M.-A. Lemburg wrote:

> Walter Dörwald wrote:
> 
>> Martin v. Löwis wrote:
>>
>>> M.-A. Lemburg wrote:
>>>
>>>> I like the idea, but don't think the implementation is
>>>> the right way to do it. Instead, I'd suggest using a new
>>>> error handling strategy "break" ( = break processing as
>>>> soon as errors are found).
>>>
>>> Can you demonstrate this approach in a patch? I think it
>>> is unimplementable: the codec cannot communicate to the
>>> error callback that it ran out of data.
>>
>> We would need a special attribute in the exception for
>> that, but the problem IMHO is a different one. This makes
>> it impossible to use other error handling schemes than
>> "break" in stateful decoders.
> 
> I don't understand... are you referring to some extra
> attribute for storing arbitrary state ?

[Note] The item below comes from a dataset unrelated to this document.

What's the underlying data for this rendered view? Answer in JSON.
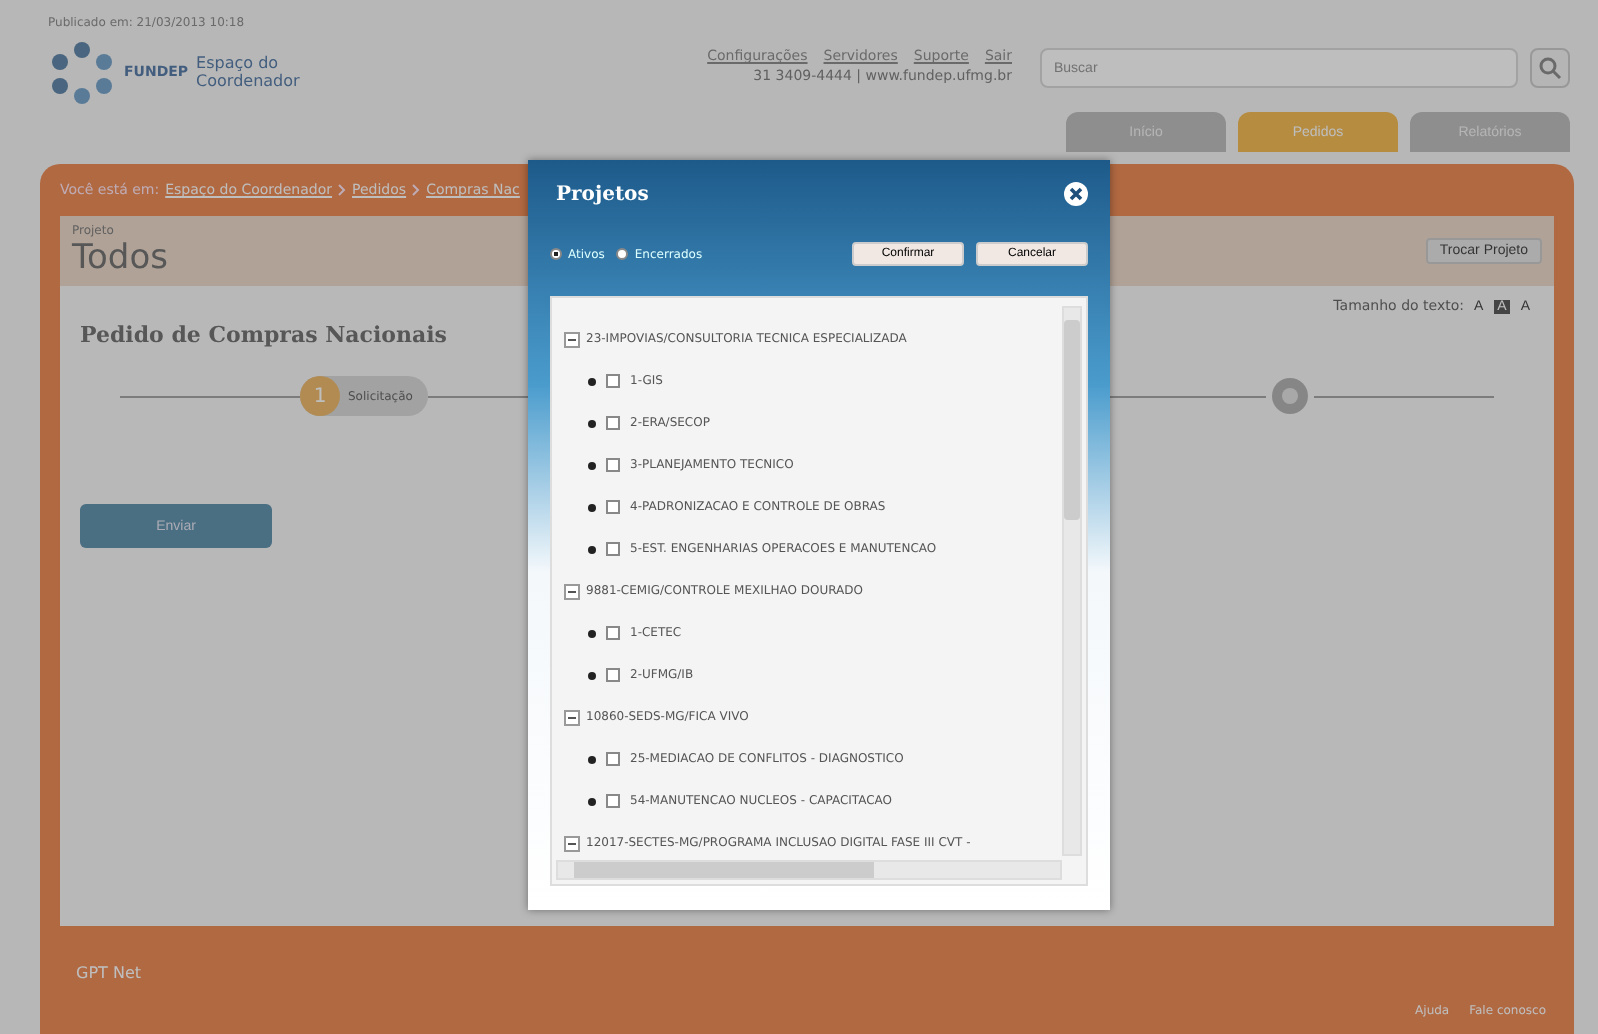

The position of the error is not sufficient to determine
whether it is a truncated data error or a real one:
both r"a\xf".decode("unicode-escape") and
r"a\xfx".decode("unicode-escape") raise a UnicodeDecodeException
with exc.end == len(exc.object), i.e. the error is at
the end of the input. But in the first case the error will
go away once more data is available, but in the second case
it won't.

> If so, why would
> adding such an attribute make it impossible to use
> other error handling schemes ?

It doesn't, but it would make it possible for the callback
to distinguish transient errors from real ones.

> The problem with your patch is that you are adding a whole
> new set of decoders to the core which duplicate much of what
> the already existing decoders implement. I don't like that
> duplication and would like to find a way to only have *one*
> implementation per decode operation.

I don't like the duplication either. In fact we might need
decoders that pass state, but do complain about truncated data
at the end of the stream. I think it's possible to find other
solutions. I would prefer stateful decoders implemented in C.

But I hope you agree that this is a problem that should be fixed.

> Of course, encoders
> would have to provide the same interfaces for symmetry
> reasons.

There are no encoders that have to keep state, except for
UTF-16.

Bye,
    Walter Dörwald